HIV infection remains a worldwide epidemic for which there is as yet no cure or vaccine. While current treatments effectively suppress HIV replication, they have no impact on established tissue viral reservoirs, which can quickly reignite viral production when drugs are halted.
It is estimated that 50% or more of HIV-infected individuals experience the comorbidity, HIV-associated neurocognitive disorders known collectively as HAND. Our research is focused on how chronic low-level viral replication stimulates pro-inflammatory signaling in the brain and as a result, induces cellular activation, initiating a cascade of events within the central nervous system (CNS) which leads to synaptodendritic, axonal, and neuronal injury.
Osteopontin (OPN) is a cytokine first identified as early T-cell activation marker 1 and appears to be a first responder in the inflammatory cascade in T-cells. OPN is also expressed by other cell types including macrophages. Interestingly, OPN is upregulated in several neurodegenerative disorders including HIV-associated neurocognitive disorder (HAND), suggesting that there may be shared molecular mechanisms leading to OPN dysregulation. However, the role of OPN in these pathogenic processes is not understood.

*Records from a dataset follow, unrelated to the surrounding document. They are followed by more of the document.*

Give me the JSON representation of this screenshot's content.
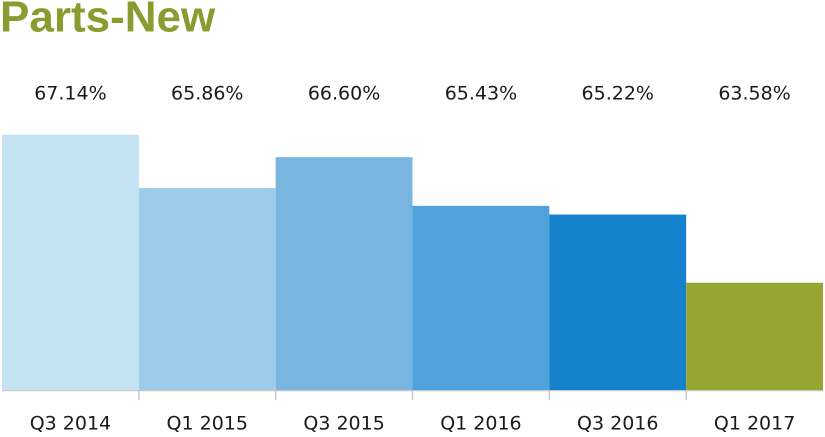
{
  "chart_data": {
    "type": "bar",
    "title": "Parts-New",
    "categories": [
      "Q3 2014",
      "Q1 2015",
      "Q3 2015",
      "Q1 2016",
      "Q3 2016",
      "Q1 2017"
    ],
    "values": [
      67.14,
      65.86,
      66.6,
      65.43,
      65.22,
      63.58
    ],
    "value_labels": [
      "67.14%",
      "65.86%",
      "66.60%",
      "65.43%",
      "65.22%",
      "63.58%"
    ],
    "colors": [
      "#c5e2f3",
      "#9dcbea",
      "#78b6e0",
      "#4fa3da",
      "#1381cb",
      "#97a532"
    ],
    "ylim": [
      61,
      68
    ]
  }
}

We recently showed that in HIV-associated neurocognitive disorder, OPN is elevated not only in microglia and macrophages in the brain, but also in cortical neurons. These findings suggests that OPN signaling persists in a chronic fashion with the severity of impairment. The long-term impact of excess OPN in the brain is currently not known. We are using in vitro culture models to investigate the impact of OPN levels on HIV-mediated neurotoxicity. We aim to use more physiologically relevant mouse models for HIV infection to determine the contribution of OPN signaling in HIV-induced neuronal injury. Additionally, through in vivo and in vitro studies and the use of autopsy tissues, we aim to identify the signaling pathways within cells of the CNS which are regulated by OPN and play a critical role in the disorder.
We also showed that OPN stimulates HIV replication in macrophages through pathways dependent on the transcription factor NF-kappaB. We are identifying the important genes and signal transduction circuits which lie upstream to uncover the molecular mechanisms by which OPN stimulates HIV replication and persistence in macrophages.